After the disappointing experiences with Goldfinger and Dr. No, Fleming seems to come back around to what made James Bond special in the first place. This collection of short stories, curated under the title For Your Eyes Only reads like Fleming revisited his fundamentals after two disappointing outings–focusing instead on the quintessential Bond tropes and those storytelling techniques that made the early works so great. The stories are tight, the action is gripping, the stakes are high, and Bond is really Bond–not some sub-par interloper traipsing through the French countryside or enjoying a quiet game of golf, making mistakes for the purpose of advancing the plot.
The one outlier in this collection is “Quantum of Solace”, a sort of story-within-a-story where the governor of Jamaica delivers a tale of woe and revenge between a goldbricking young woman and her milquetoast husband. It’s a comedy of life wrapped up in the mundane drudgery of white-collar Edwardian colonial politics, but it reads with sincerity and a polish that keeps you wondering just what will happen next to the unhappy couple. I feel like it serves as a subtle turning point in the Bond literary franchise. Bond learns a little something about “real” people, and we’re treated to a gossipy tale about the hidden despair in outwardly happy life in colonial Jamaica.

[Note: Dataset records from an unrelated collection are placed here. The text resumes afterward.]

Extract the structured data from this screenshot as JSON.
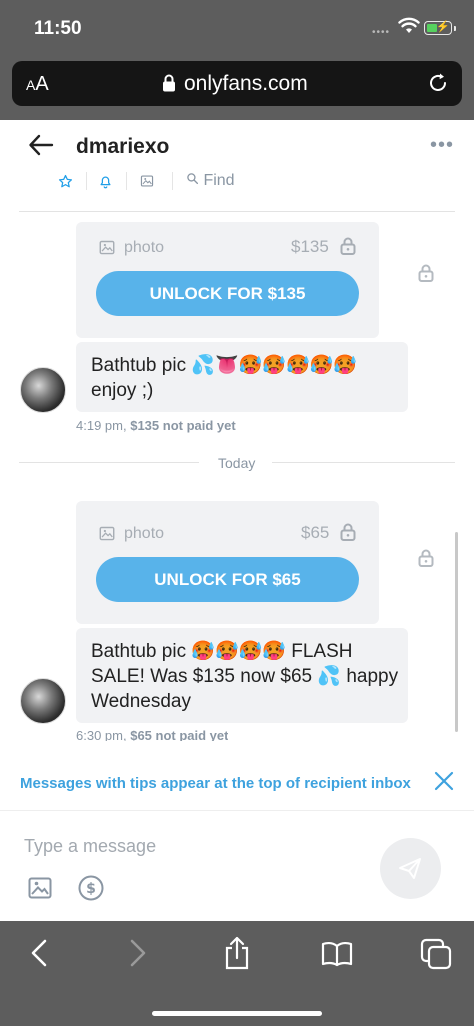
{
  "status_bar": {
    "time": "11:50",
    "signal": "••••"
  },
  "browser": {
    "aa_label_small": "A",
    "aa_label_large": "A",
    "url": "onlyfans.com"
  },
  "chat": {
    "username": "dmariexo",
    "more_label": "•••",
    "find_label": "Find",
    "messages": [
      {
        "media_label": "photo",
        "price": "$135",
        "unlock_label": "UNLOCK FOR $135",
        "text_line1": "Bathtub pic 💦👅🥵🥵🥵🥵🥵",
        "text_line2": "enjoy ;)",
        "time": "4:19 pm,",
        "status": "$135 not paid yet"
      },
      {
        "media_label": "photo",
        "price": "$65",
        "unlock_label": "UNLOCK FOR $65",
        "text_line1": "Bathtub pic 🥵🥵🥵🥵 FLASH",
        "text_line2": "SALE! Was $135 now $65 💦 happy",
        "text_line3": "Wednesday",
        "time": "6:30 pm,",
        "status": "$65 not paid yet"
      }
    ],
    "day_divider": "Today",
    "tip_notice": "Messages with tips appear at the top of recipient inbox",
    "composer": {
      "placeholder": "Type a message",
      "value": ""
    }
  },
  "colors": {
    "accent": "#1f9ee8",
    "unlock_button": "#58b3ea",
    "chrome": "#5d5d5d"
  },
  "icons": [
    "star-icon",
    "bell-icon",
    "image-icon",
    "search-icon",
    "lock-icon",
    "send-icon",
    "dollar-icon",
    "back-arrow-icon"
  ]
}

There’s a definite attitude change in the way Fleming treats Bond through these stories. Instead of just pushing Bond through another lackluster travelogue, Fleming plays with him in the way he does best. The stories are vignettes, rather like a “best of” collection, displaying the most interesting and exciting attributes of a Bond novel. Fleming has the luxury of dropping us into the middle of an adventure, without wasted exposition, and reinvigorates the interest both he and the reader have in this legendary character.